El 6 de octubre de 2016 el papa Francisco canonizó al padre José Gabriel del Rosario Brochero, mejor conocido en la Argentina como “el cura Brochero”. Había sido declarado “venerable” por Juan Pablo II en 2004 y Benedicto XVI firmó el decreto de “beatificación” poco antes de su dimisión. La ceremonia tuvo lugar en la pequeña “Villa del Tránsito” donde había ejercido su ministerio, que a los pocos años de su muerte y a petición popular cambió el nombre por el de “Villa Cura Brochero”. Fue el homenaje de sus paisanos como recuerdo perenne a aquel singular sacerdote entregado al servicio de su gente en lo espiritual, lo educativo y lo social en aquellos apartados y olvidados parajes.
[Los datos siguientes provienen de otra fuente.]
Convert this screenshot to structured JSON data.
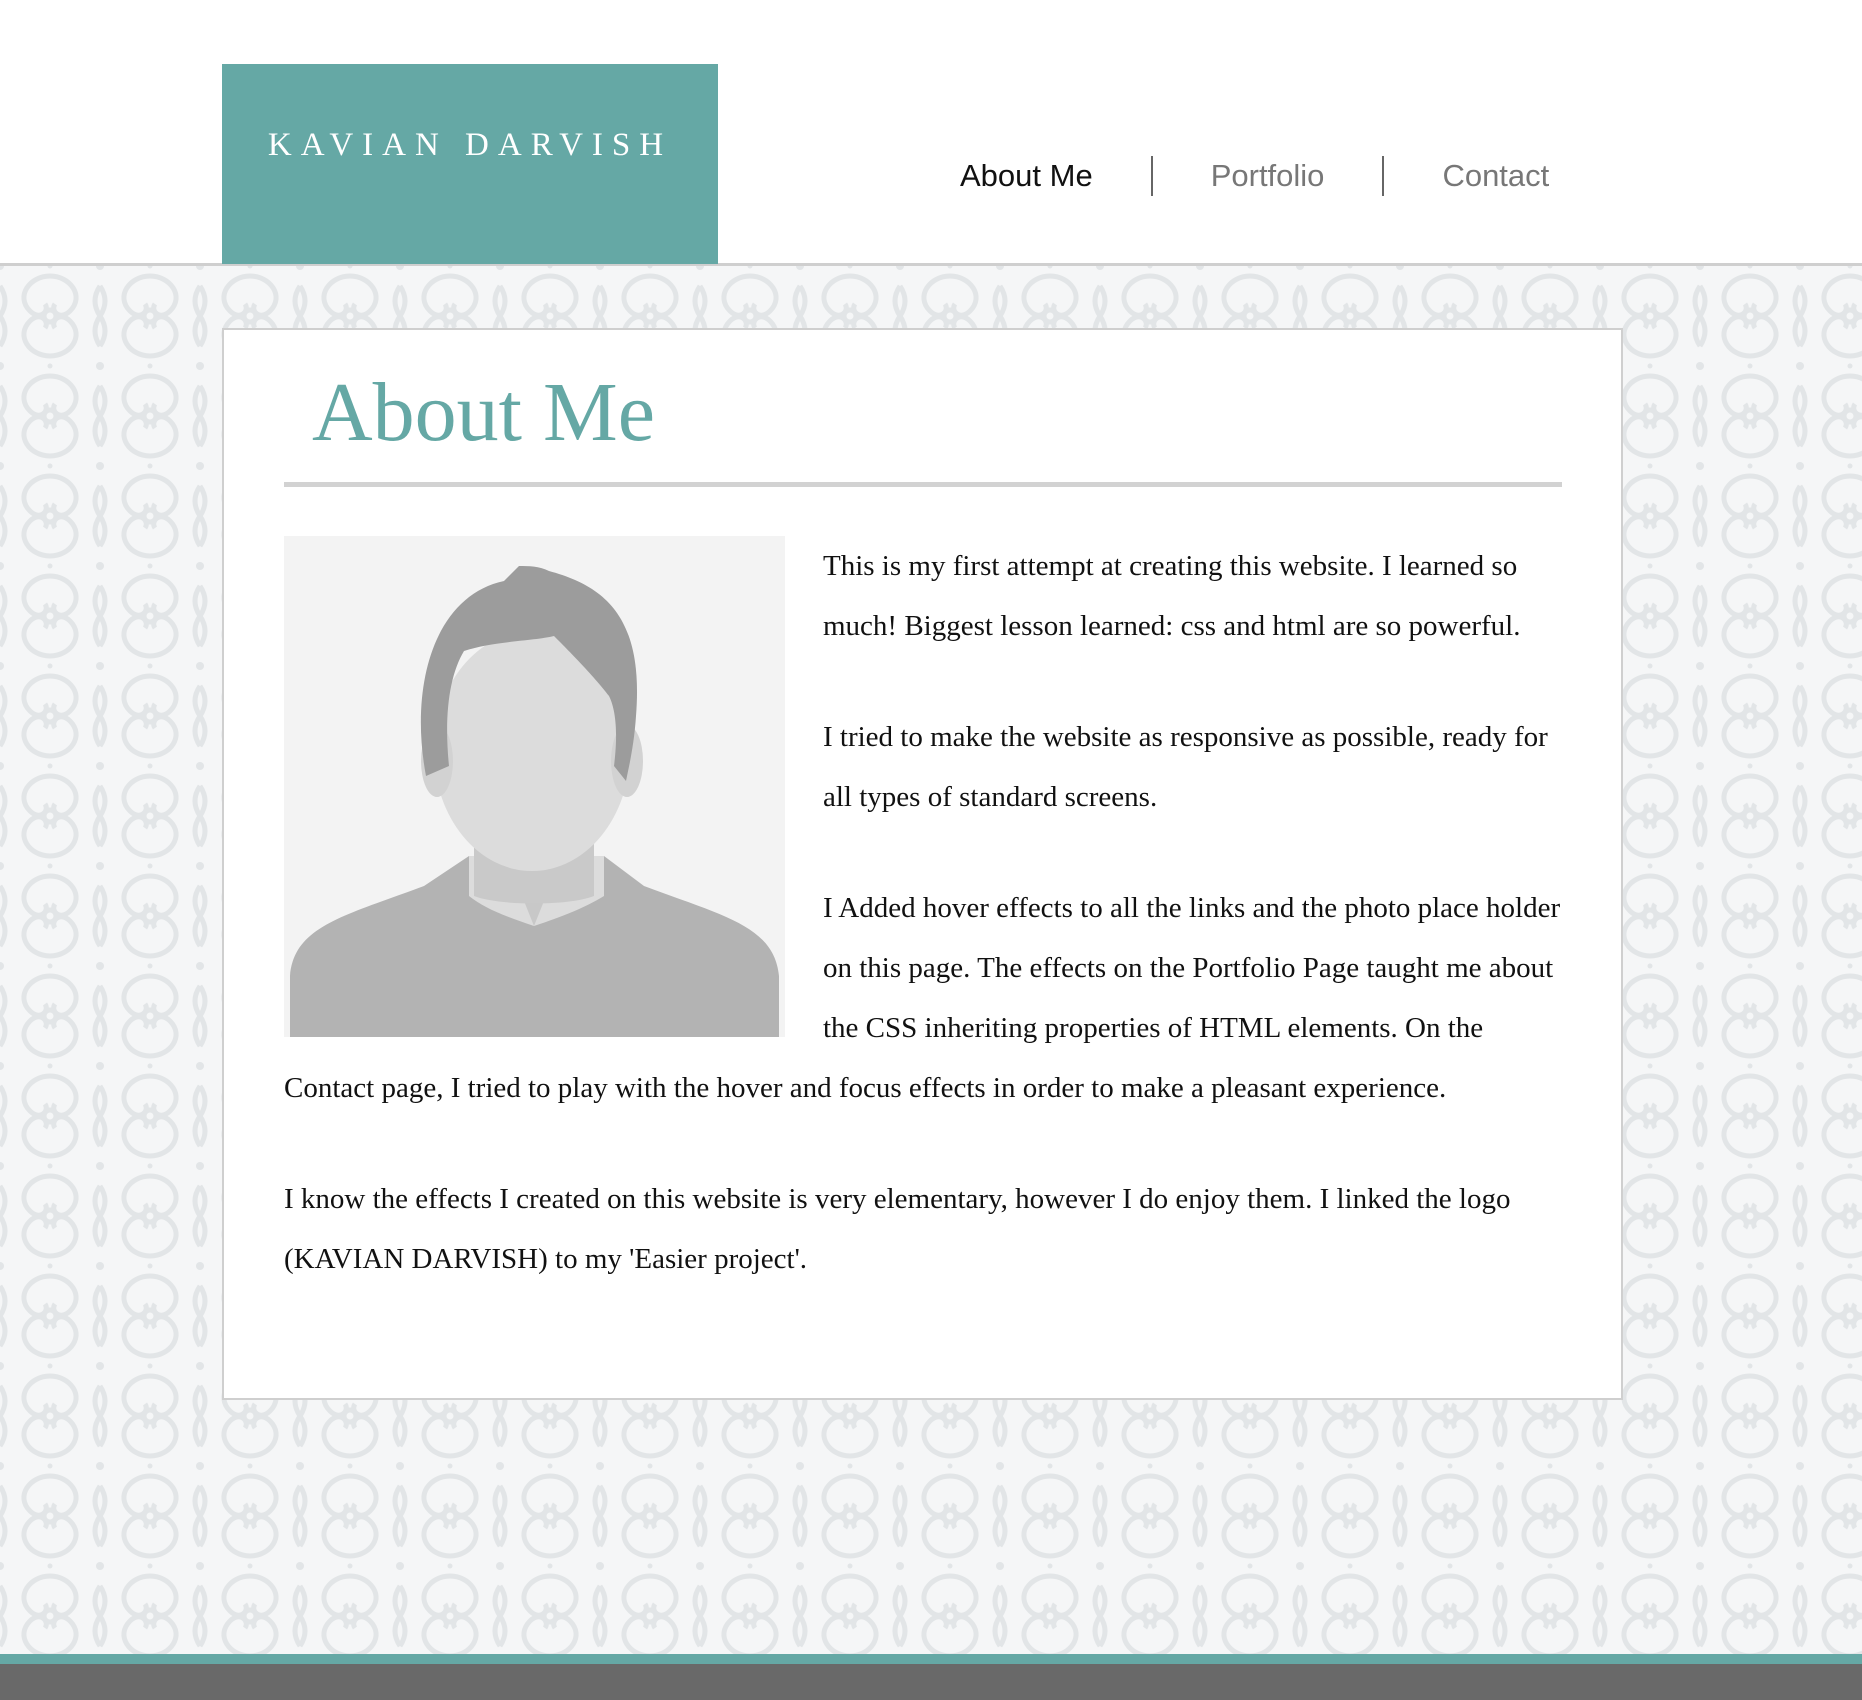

Cura gaucho, había nacido el 16 de marzo de 1840 en la Villa de Santa Rosa en la provincia de Córdoba. Fue el cuarto de diez hermanos que contó entre las mujeres con dos hermanas religiosas. A lomo de su mula “malacara” recorrió los caminos de aquella intrincada geografía para atender a sus habitantes. Predicó con el ejemplo. Hizo de todo, peón, carpintero, abrió caminos, levantó puentes, construyó iglesias y capillas, fundó un colegio para niñas. Al ejemplo unió su lenguaje directo, rudo y sencillo, que caló muy bien porque todos los entendían.
Recientemente el padre Pedro Trigo escribió un libro sobre este cura de pueblo: estudió sus cartas y mensajes, descubriendo y describiendo la hondura de su pensamiento, la transparencia de su vocación y la pertinencia de su singular opción por los pobres, dando respuesta desde los parámetros de su época a las necesidades y urgencias de los suyos. Bien sabía que los habitantes de aquellos cerros “han sido abandonados por todos, pero no por Dios”. Ordenado sacerdote en 1866 a los 26 años de edad, contrajo el mal de la lepra que lo limitó en sus últimos años de vida. Murió el 26 de enero de 1914 en la villa de sus desvelos.
La memoria viva y agradecida de aquellos sencillos campesinos, exaltó y recordó sus virtudes, lo que cristalizó en ser elevado a los altares para mayor gloria de Dios y ejemplo para las generaciones de todos los tiempos. Los venezolanos tenemos poca y más bien corta memoria para recordar y cultivar el ejemplo de tantos sacerdotes y laicos, humildes y sencillos, en los que la virtud emergió más allá de las limitaciones personales y ambientales de todos los humanos. En la tierra andina y en el Archivo Arquidiocesano de Mérida reposan documentos, mudos, pero sonoros testigos, que dan fe de preclaros ministros del altar y de hombres y mujeres que, en aquellos tiempos de frondas y calamidades del siglo XIX republicano y primeras décadas del XX, fueron luz y sal. Desempolvarlos es necesario para que tengamos mejor imaginario de nosotros mismos, porque son muchos más los auténticos “héroes” que han hecho florecer la virtud y el bien, dándole rostro amable a nuestra cultura.
Cuando los modelos que se nos ofrecen son héroes bandoleros y gobernantes cuestionados, hace falta sacar a relucir la otra cara, más luminosa y gratificante, de la mucha gente buena que ha sido la que ha construido lo positivo de nuestra patria.